Subjective Touches

Extracted from an interview first published in Notes from the Gean 3:3, December 2011.

I have recently smelled an uptick of haiku that combine an image with a “thought” of the author. In fact, it’s already become a bit of haiku cliché. Pick your image and then add “so much / still to say” or “all the words / we never said” or a hundred variations. At the October 2011 Seabeck Haiku Getaway, where John Stevenson was our featured guest, he and I had a conversation about this very topic. When I mentioned to John how I was a bit weary of this sort of formula in haiku, he immediately concurred and said he was glad it wasn’t just him who felt that way. Still, the right touch of subjectivity can be wonderful in haiku, provided that at least some part of the poem offers a clear and objective sensory image. John himself is masterful at doing this, although I’d be hard-pressed to describe why his approach succeeds where other attempts don’t. Somehow he adds just the right subjective seasoning. Take a look at the following pair of poems by John, both from his most recent book, Live Again:

 

my doctor

takes off his glasses . . .

cold for May

 

someone must be first

to turn away—

moon viewing

 

The first poem is all image, all objective description. But what implications! We can imagine all sorts of sobering diagnoses that would cause John’s doctor to remove his glasses. It doesn’t take a genius to realize that the doctor is about to say something serious, but it does take a sensitive poet to stop there, to dwell in that weighty moment. But what really makes the poem fly is the unexpected shift in the third line. The unusual coldness for May tells us all we need to know about the seriousness of the diagnosis. Perhaps this third line is slightly subjective, requiring comparative knowledge on the poet’s part to know that this May is colder than usual, but it works perfectly well given the intensity of the image that precedes it.

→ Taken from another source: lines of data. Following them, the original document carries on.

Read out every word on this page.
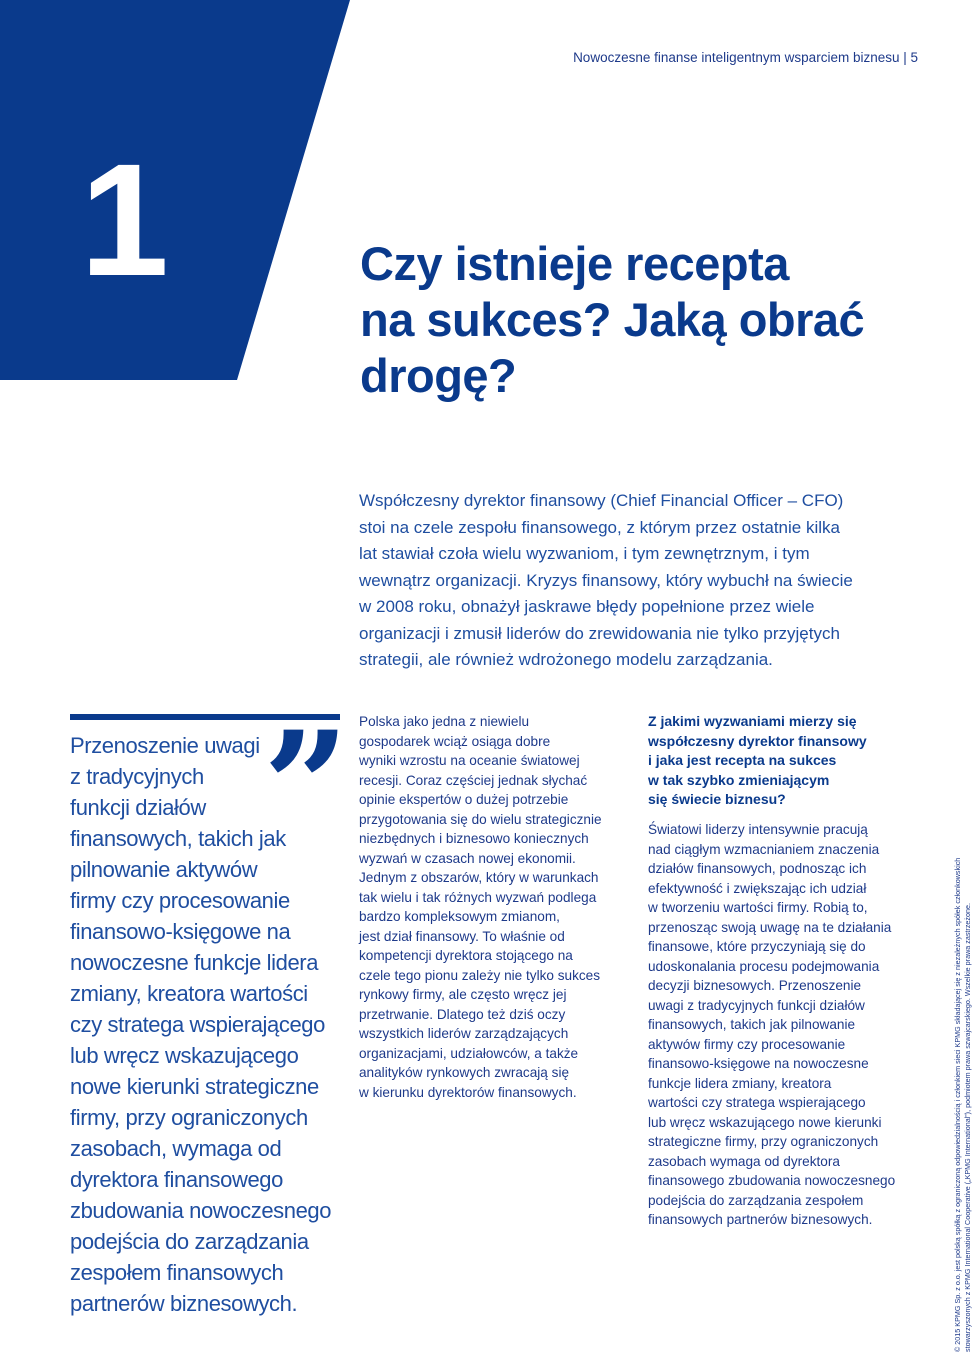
Nowoczesne finanse inteligentnym wsparciem biznesu | 5
1	Czy istnieje recepta
na sukces? Jaką obrać
drogę?

Współczesny dyrektor finansowy (Chief Financial Officer – CFO)
stoi na czele zespołu finansowego, z którym przez ostatnie kilka
lat stawiał czoła wielu wyzwaniom, i tym zewnętrznym, i tym
wewnątrz organizacji. Kryzys finansowy, który wybuchł na świecie
w 2008 roku, obnażył jaskrawe błędy popełnione przez wiele
organizacji i zmusił liderów do zrewidowania nie tylko przyjętych
strategii, ale również wdrożonego modelu zarządzania.

”

Przenoszenie uwagi
z tradycyjnych
funkcji działów
finansowych, takich jak
pilnowanie aktywów
firmy czy procesowanie
finansowo-księgowe na
nowoczesne funkcje lidera
zmiany, kreatora wartości
czy stratega wspierającego
lub wręcz wskazującego
nowe kierunki strategiczne
firmy, przy ograniczonych
zasobach, wymaga od
dyrektora finansowego
zbudowania nowoczesnego
podejścia do zarządzania
zespołem finansowych
partnerów biznesowych.

Polska jako jedna z niewielu
gospodarek wciąż osiąga dobre
wyniki wzrostu na oceanie światowej
recesji. Coraz częściej jednak słychać
opinie ekspertów o dużej potrzebie
przygotowania się do wielu strategicznie
niezbędnych i biznesowo koniecznych
wyzwań w czasach nowej ekonomii.
Jednym z obszarów, który w warunkach
tak wielu i tak różnych wyzwań podlega
bardzo kompleksowym zmianom,
jest dział finansowy. To właśnie od
kompetencji dyrektora stojącego na
czele tego pionu zależy nie tylko sukces
rynkowy firmy, ale często wręcz jej
przetrwanie. Dlatego też dziś oczy
wszystkich liderów zarządzających
organizacjami, udziałowców, a także
analityków rynkowych zwracają się
w kierunku dyrektorów finansowych.

Z jakimi wyzwaniami mierzy się
współczesny dyrektor finansowy
i jaka jest recepta na sukces
w tak szybko zmieniającym
się świecie biznesu?

Światowi liderzy intensywnie pracują
nad ciągłym wzmacnianiem znaczenia
działów finansowych, podnosząc ich
efektywność i zwiększając ich udział
w tworzeniu wartości firmy. Robią to,
przenosząc swoją uwagę na te działania
finansowe, które przyczyniają się do
udoskonalania procesu podejmowania
decyzji biznesowych. Przenoszenie
uwagi z tradycyjnych funkcji działów
finansowych, takich jak pilnowanie
aktywów firmy czy procesowanie
finansowo-księgowe na nowoczesne
funkcje lidera zmiany, kreatora
wartości czy stratega wspierającego
lub wręcz wskazującego nowe kierunki
strategiczne firmy, przy ograniczonych
zasobach wymaga od dyrektora
finansowego zbudowania nowoczesnego
podejścia do zarządzania zespołem
finansowych partnerów biznesowych.	© 2015 KPMG Sp. z o.o. jest polską spółką z ograniczoną odpowiedzialnością i członkiem sieci KPMG składającej się z niezależnych spółek członkowskich
stowarzyszonych z KPMG International Cooperative („KPMG International”), podmiotem prawa szwajcarskiego. Wszelkie prawa zastrzeżone.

        In contrast, the second poem adds a deliberately stronger touch of subjectivity. The poet is thinking about an idea while viewing the moon. The poem is overtly self-conscious, even if only slightly. Yet still something is implied—the moon’s extreme beauty that makes it hard for anyone to turn away. That’s the trick, I think. Even when the poet uses subjectivity, the poem must still leave something unsaid, something that creates that vacuum in the poem to draw the reader in.

        In The Book of Tea, though not speaking of haiku, Kakuzo Okakura said “In leaving something unsaid the beholder is given a chance to complete the idea and thus a great masterpiece irresistibly rivets your attention until you seem to become actually a part of it. A vacuum is there for you to enter and fill up to the full measure of your aesthetic emotion.” If a haiku does not create some sort of vacuum by what is left out, what is there to draw the reader in? This, to me, is the true art of haiku, whether the poem includes subjective touches or not.